Während sich die Kaltmieten in Düsseldorf zwischen 2014 und 2018 im Verhältnis zum Bruttolohn nicht verteuerten, sind die Mietkosten in München fast doppelt so schnell gestiegen wie die Löhne.

Um so viel Prozent haben sich die durchschnittlichen Löhne und Mietkosten zwischen 2014 und 2018 erhöht

Doch nicht nur in der bayerischen Landeshauptstadt schlägt die durchschnittliche Miet- die Lohnentwicklung. Auch in Berlin haben sich die Neuvertragsmieten im selben Zeitraum um rund 13 Prozent erhöht, während die Löhne mit rund 12 Prozent etwas weniger stark zulegten. In beiden Städten hinkt der Neubau dem Wohnungsbedarf hinterher. Hinzu kommt, dass auch im Umland zu wenig gebaut wird.

Geringe Mietsteigerung dank Wohnungsbauoffensive

Dagegen hat die Hamburger Wohnungsbauoffensive Früchte getragen: Jedem Zugezogenen stand 2018, rein rechnerisch gesehen, eine Neubauwohnung in der Hansestadt zur Verfügung. Demzufolge sind die Mieten in Hamburg von 2014 bis 2018 langsamer gestiegen als die Löhne. Dies gilt, wenn auch in kleinerem Umfang, ebenso für Köln, Düsseldorf und Frankfurt am Main.

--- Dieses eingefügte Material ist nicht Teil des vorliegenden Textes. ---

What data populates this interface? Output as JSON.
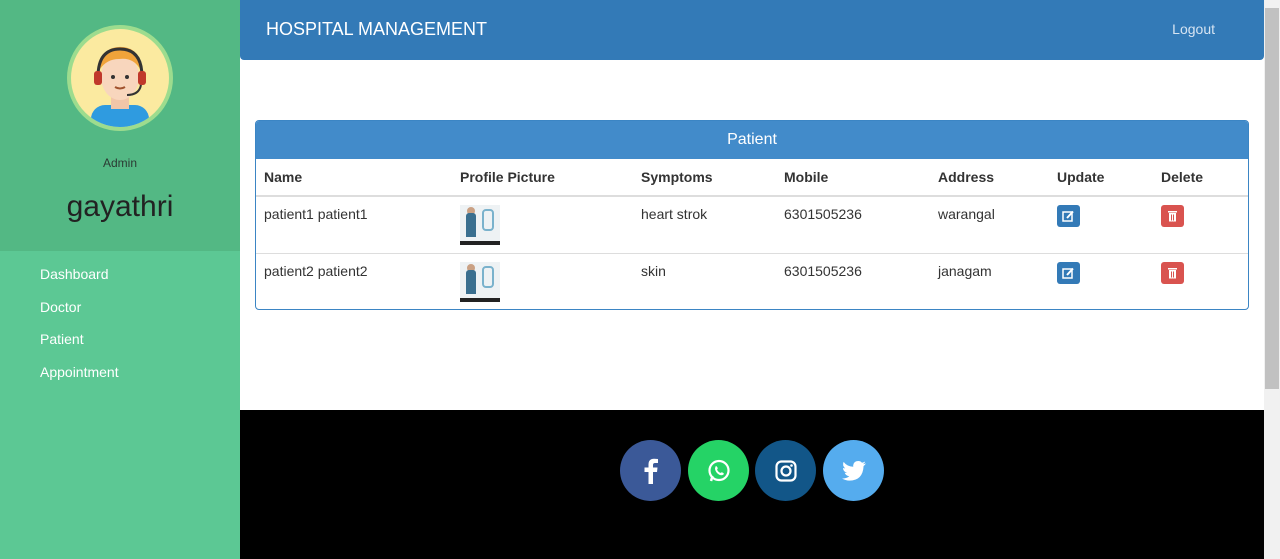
{
  "sidebar": {
    "role": "Admin",
    "username": "gayathri",
    "items": [
      {
        "label": "Dashboard"
      },
      {
        "label": "Doctor"
      },
      {
        "label": "Patient"
      },
      {
        "label": "Appointment"
      }
    ]
  },
  "header": {
    "title": "HOSPITAL MANAGEMENT",
    "logout": "Logout"
  },
  "panel": {
    "title": "Patient",
    "columns": [
      "Name",
      "Profile Picture",
      "Symptoms",
      "Mobile",
      "Address",
      "Update",
      "Delete"
    ],
    "rows": [
      {
        "name": "patient1 patient1",
        "symptoms": "heart strok",
        "mobile": "6301505236",
        "address": "warangal"
      },
      {
        "name": "patient2 patient2",
        "symptoms": "skin",
        "mobile": "6301505236",
        "address": "janagam"
      }
    ]
  },
  "footer": {
    "social": [
      {
        "icon": "facebook-icon",
        "color": "#3b5998"
      },
      {
        "icon": "whatsapp-icon",
        "color": "#25d366"
      },
      {
        "icon": "instagram-icon",
        "color": "#125688"
      },
      {
        "icon": "twitter-icon",
        "color": "#55acee"
      }
    ]
  },
  "colors": {
    "sidebar": "#5cc894",
    "profile_bg": "#53b884",
    "topbar": "#337ab7",
    "panel_head": "#428bca",
    "edit_button": "#337ab7",
    "delete_button": "#d9534f"
  }
}
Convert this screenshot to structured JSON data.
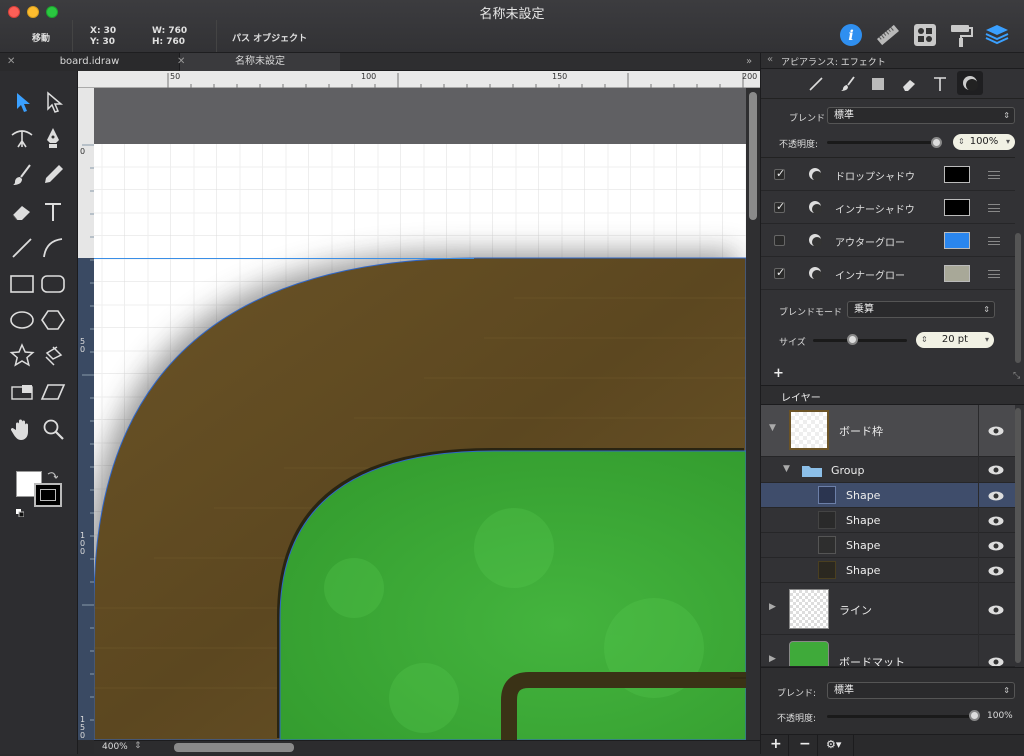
{
  "window": {
    "title": "名称未設定"
  },
  "toolbar": {
    "move_label": "移動",
    "x": "X:  30",
    "y": "Y:  30",
    "w": "W:  760",
    "h": "H:  760",
    "object_label": "パス オブジェクト"
  },
  "tabs": [
    {
      "label": "board.idraw"
    },
    {
      "label": "名称未設定"
    }
  ],
  "ruler": {
    "h_ticks": [
      "50",
      "100",
      "150",
      "200"
    ],
    "v_ticks": [
      "0",
      "5\n0",
      "1\n0\n0",
      "1\n5\n0"
    ]
  },
  "zoom": "400%",
  "appearance": {
    "header": "アピアランス:  エフェクト",
    "blend_label": "ブレンド",
    "blend_value": "標準",
    "opacity_label": "不透明度:",
    "opacity_value": "100%",
    "opacity_fraction": 1.0,
    "effects": [
      {
        "label": "ドロップシャドウ",
        "checked": true,
        "color": "#000000"
      },
      {
        "label": "インナーシャドウ",
        "checked": true,
        "color": "#000000"
      },
      {
        "label": "アウターグロー",
        "checked": false,
        "color": "#2a86ee"
      },
      {
        "label": "インナーグロー",
        "checked": true,
        "color": "#a8a898"
      }
    ],
    "blend_mode_label": "ブレンドモード",
    "blend_mode_value": "乗算",
    "size_label": "サイズ",
    "size_value": "20 pt",
    "add_label": "+"
  },
  "layers": {
    "header": "レイヤー",
    "items": [
      {
        "label": "ボード枠"
      },
      {
        "label": "Group"
      },
      {
        "label": "Shape"
      },
      {
        "label": "Shape"
      },
      {
        "label": "Shape"
      },
      {
        "label": "Shape"
      },
      {
        "label": "ライン"
      },
      {
        "label": "ボードマット"
      }
    ],
    "blend_label": "ブレンド:",
    "blend_value": "標準",
    "opacity_label": "不透明度:",
    "opacity_value": "100%",
    "add": "+",
    "remove": "−",
    "gear": "⚙▾"
  },
  "colors": {
    "accent": "#3a8ee6",
    "board_brown": "#6b5326",
    "mat_green": "#3faa3a"
  }
}
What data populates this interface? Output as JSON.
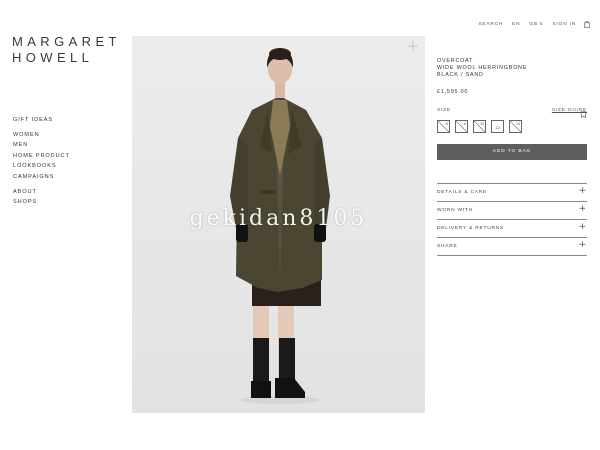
{
  "brand": {
    "line1": "MARGARET",
    "line2": "HOWELL"
  },
  "utility": {
    "search": "SEARCH",
    "lang": "EN",
    "currency": "GB £",
    "signin": "SIGN IN",
    "bag_icon": "shopping-bag-icon"
  },
  "nav": {
    "group1": [
      "GIFT IDEAS"
    ],
    "group2": [
      "WOMEN",
      "MEN",
      "HOME PRODUCT",
      "LOOKBOOKS",
      "CAMPAIGNS"
    ],
    "group3": [
      "ABOUT",
      "SHOPS"
    ]
  },
  "photo": {
    "watermark": "gekidan8105",
    "zoom_icon": "plus-icon"
  },
  "product": {
    "name_line1": "OVERCOAT",
    "name_line2": "WIDE WOOL HERRINGBONE",
    "name_line3": "BLACK / SAND",
    "price": "£1,595.00",
    "size_label": "SIZE",
    "size_guide": "SIZE GUIDE",
    "sizes": [
      {
        "label": "6",
        "available": false
      },
      {
        "label": "8",
        "available": false
      },
      {
        "label": "10",
        "available": false
      },
      {
        "label": "12",
        "available": true
      },
      {
        "label": "14",
        "available": false
      }
    ],
    "add_to_bag": "ADD TO BAG"
  },
  "accordion": [
    "DETAILS & CARE",
    "WORN WITH",
    "DELIVERY & RETURNS",
    "SHARE"
  ],
  "colors": {
    "button": "#5e5e5e",
    "photo_bg": "#e8e8e8",
    "coat": "#4a4631"
  }
}
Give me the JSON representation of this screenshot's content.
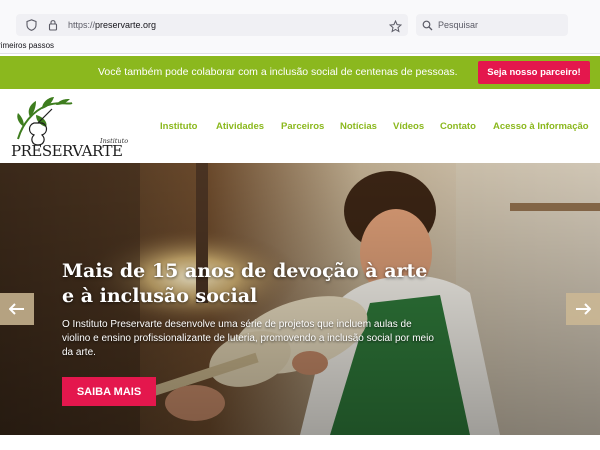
{
  "browser": {
    "url_scheme": "https://",
    "url_domain": "preservarte.org",
    "search_placeholder": "Pesquisar",
    "bookmark_label": "rimeiros passos"
  },
  "banner": {
    "text": "Você também pode colaborar com a inclusão social de centenas de pessoas.",
    "button_label": "Seja nosso parceiro!",
    "color": "#8bb81e",
    "button_color": "#e4174d"
  },
  "logo": {
    "small_text": "Instituto",
    "word": "PRESERVARTE"
  },
  "nav": {
    "items": [
      "Instituto",
      "Atividades",
      "Parceiros",
      "Notícias",
      "Vídeos",
      "Contato",
      "Acesso à Informação"
    ],
    "color": "#8bb81e"
  },
  "hero": {
    "title": "Mais de 15 anos de devoção à arte e à inclusão social",
    "description": "O Instituto Preservarte desenvolve uma série de projetos que incluem aulas de violino e ensino profissionalizante de luteria, promovendo a inclusão social por meio da arte.",
    "cta_label": "SAIBA MAIS",
    "prev_icon": "arrow-left-icon",
    "next_icon": "arrow-right-icon"
  }
}
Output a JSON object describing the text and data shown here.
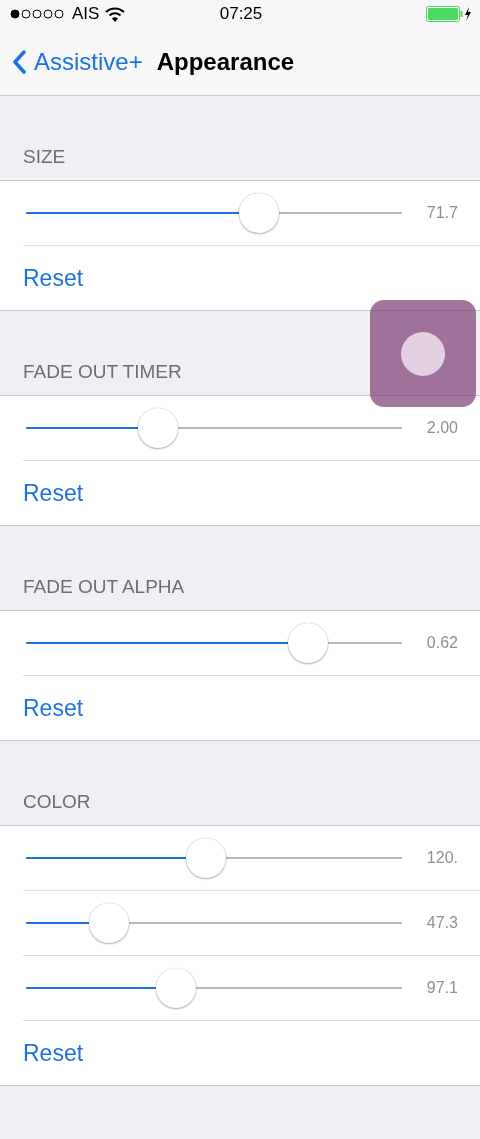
{
  "status_bar": {
    "carrier": "AIS",
    "time": "07:25"
  },
  "nav": {
    "back_label": "Assistive+",
    "title": "Appearance"
  },
  "sections": [
    {
      "header": "SIZE",
      "sliders": [
        {
          "level": 0.62,
          "reading": "71.7"
        }
      ],
      "reset": "Reset"
    },
    {
      "header": "FADE OUT TIMER",
      "sliders": [
        {
          "level": 0.35,
          "reading": "2.00"
        }
      ],
      "reset": "Reset"
    },
    {
      "header": "FADE OUT ALPHA",
      "sliders": [
        {
          "level": 0.75,
          "reading": "0.62"
        }
      ],
      "reset": "Reset"
    },
    {
      "header": "COLOR",
      "sliders": [
        {
          "level": 0.48,
          "reading": "120."
        },
        {
          "level": 0.22,
          "reading": "47.3"
        },
        {
          "level": 0.4,
          "reading": "97.1"
        }
      ],
      "reset": "Reset"
    }
  ]
}
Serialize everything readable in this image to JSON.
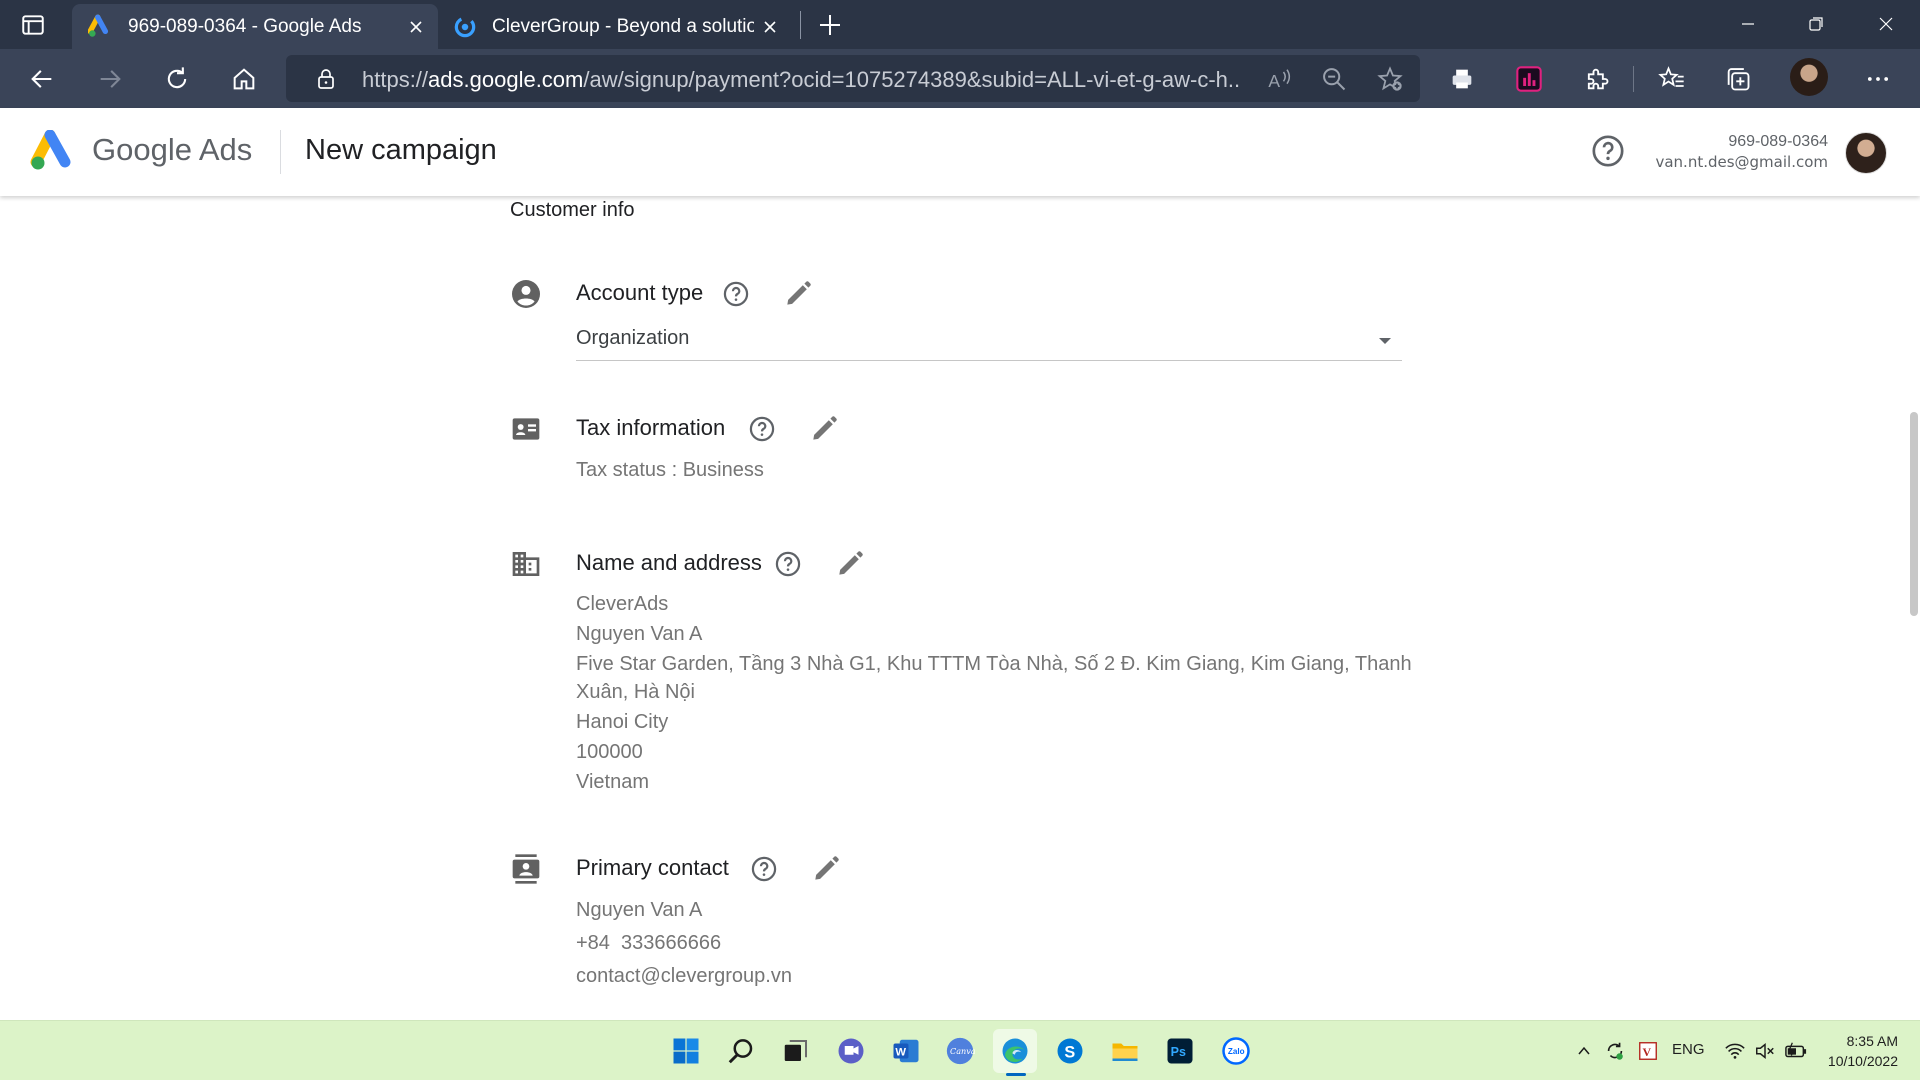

Eine allgemeine Wohnungsnot, die weite Teile der Bevölkerung betrifft, ist demnach nicht zu erkennen. Immerhin sind die Löhne auch von 2017 bis 2018 in gut 87 Prozent der Kreise in Deutschland schneller gestiegen als die Mieten. Dennoch gibt es Handlungsbedarf in Sachen Wohnungsbau – vor allem dort, wo Mangel an Wohnraum existiert und die Mietbelastung für die Bundesbürger steigt. Denn selbst Besserverdiener haben in Städten wie München mit zu hohen Mietpreisen zu kämpfen. Zudem wirkt sich die positive Lohnentwicklung eben nur auf diejenigen aus, die einen Arbeitsplatz haben. Haushalte mit geringem Einkommen, Arbeitslose oder Rentner sind auf dem Wohnungsmarkt im Nachteil und stärker auf Unterstützung angewiesen.